À la grande surprise de la jeune femme, elle reconnut quelques concubines dans la salle. Trois, pour être exacte. Dont la très jolie femme originaire du Sambor qu'elle avait remarqué quelques jours plus tôt sur la plage. Le passage de chanceuse à concubine ne signifiait donc pas la fin de la fréquentation de l'école. Même si elle n'avait jamais l'occasion de sortir de cet endroit, elle aurait au moins la possibilité de s'occuper. Et la dénommé Sarin était là également. Elle n'était donc pas une élève, comme elle l'avait d'abord cru, mais une concubine.
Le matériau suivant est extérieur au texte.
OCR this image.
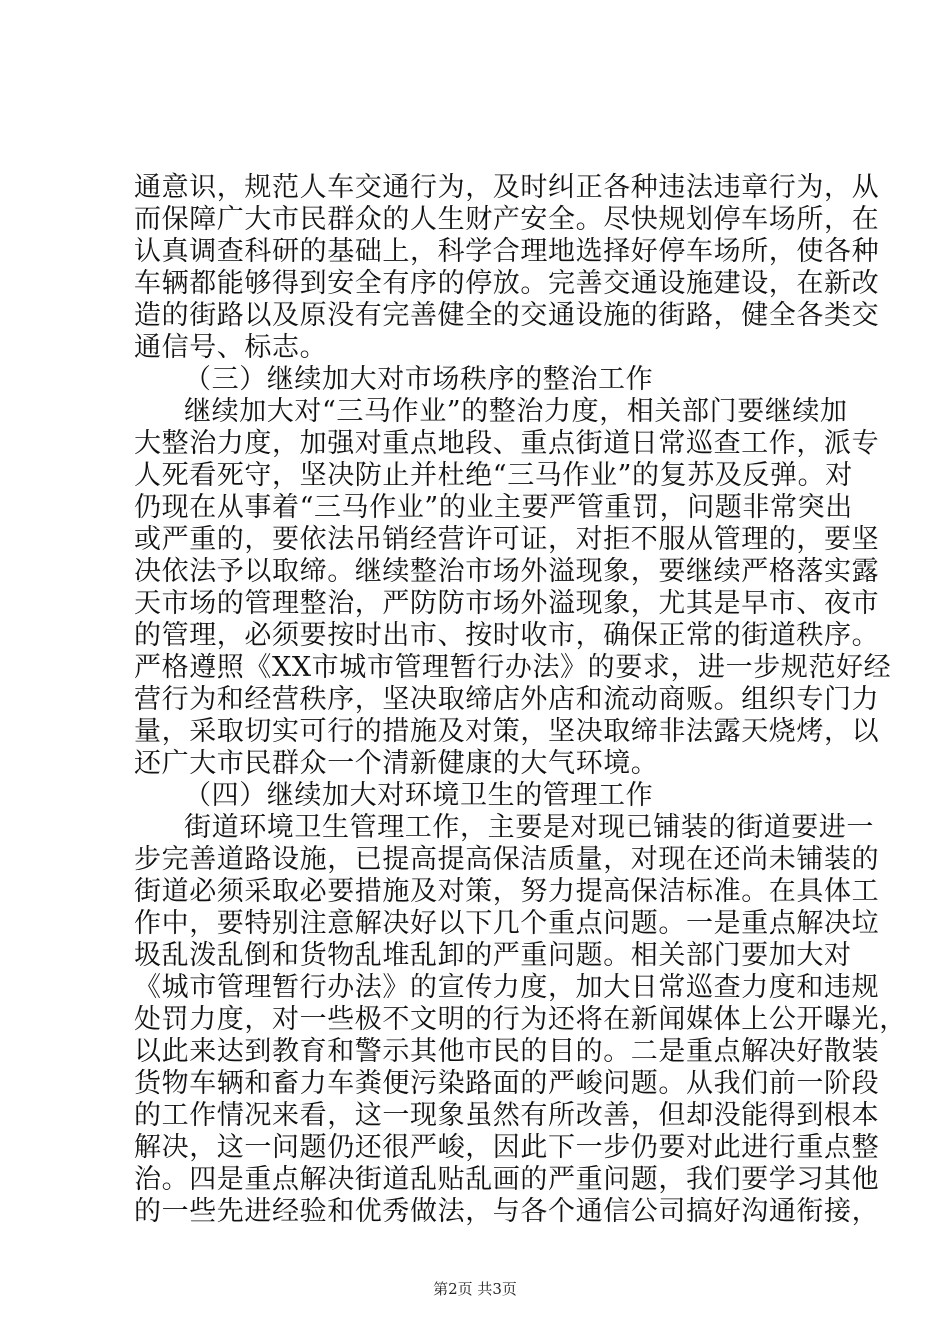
通意识，规范人车交通行为，及时纠正各种违法违章行为，从
而保障广大市民群众的人生财产安全。尽快规划停车场所，在
认真调查科研的基础上，科学合理地选择好停车场所，使各种
车辆都能够得到安全有序的停放。完善交通设施建设，在新改
造的街路以及原没有完善健全的交通设施的街路，健全各类交
通信号、标志。
（三）继续加大对市场秩序的整治工作
继续加大对“三马作业”的整治力度，相关部门要继续加
大整治力度，加强对重点地段、重点街道日常巡查工作，派专
人死看死守，坚决防止并杜绝“三马作业”的复苏及反弹。对
仍现在从事着“三马作业”的业主要严管重罚，问题非常突出
或严重的，要依法吊销经营许可证，对拒不服从管理的，要坚
决依法予以取缔。继续整治市场外溢现象，要继续严格落实露
天市场的管理整治，严防防市场外溢现象，尤其是早市、夜市
的管理，必须要按时出市、按时收市，确保正常的街道秩序。
严格遵照《XX市城市管理暂行办法》的要求，进一步规范好经
营行为和经营秩序，坚决取缔店外店和流动商贩。组织专门力
量，采取切实可行的措施及对策，坚决取缔非法露天烧烤，以
还广大市民群众一个清新健康的大气环境。
（四）继续加大对环境卫生的管理工作
街道环境卫生管理工作，主要是对现已铺装的街道要进一
步完善道路设施，已提高提高保洁质量，对现在还尚未铺装的
街道必须采取必要措施及对策，努力提高保洁标准。在具体工
作中，要特别注意解决好以下几个重点问题。一是重点解决垃
圾乱泼乱倒和货物乱堆乱卸的严重问题。相关部门要加大对
《城市管理暂行办法》的宣传力度，加大日常巡查力度和违规
处罚力度，对一些极不文明的行为还将在新闻媒体上公开曝光，
以此来达到教育和警示其他市民的目的。二是重点解决好散装
货物车辆和畜力车粪便污染路面的严峻问题。从我们前一阶段
的工作情况来看，这一现象虽然有所改善，但却没能得到根本
解决，这一问题仍还很严峻，因此下一步仍要对此进行重点整
治。四是重点解决街道乱贴乱画的严重问题，我们要学习其他
的一些先进经验和优秀做法，与各个通信公司搞好沟通衔接，
第2页 共3页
Le professeur de géographie, une jeune femme, était, ainsi que, l'apprit Deirane par la suite, une ancienne pensionnaire de l'école. Bien qu'Ard ait abordé tous les pays du monde, il avait surtout insisté sur l'Ectrasyc et en particulier la basse vallée de l'Unster. La haute vallée, stérilisée par les feythas, était totalement déserte. Mais il avait à peine parlé du Shacand. Et pourtant, ce continent était intéressant. Comme l'Ectrasyc, il comportait plusieurs royaumes. Mais ils s'étaient rassemblés dans une sorte de confédération qui les regroupait tous et avait pris la ville de Renaissance comme capitale. On pouvait presque le considérer comme un unique pays. Cela ressemblait à ce que l'Yrian et l'Helaria avaient tenté d'accomplir chacun de leur côté avec la confédération yriani d'un côté et les Frères de la mer de l'autre. Mais le résultat final se révélait plus abouti : une quinzaine de royaumes, davantage de langues encore, mais un seul gouvernement. Peut-être, ce fait s'expliquait par sa faible population. Pris tous ensemble, ces royaumes comptaient moins d'habitants que le seul Yrian.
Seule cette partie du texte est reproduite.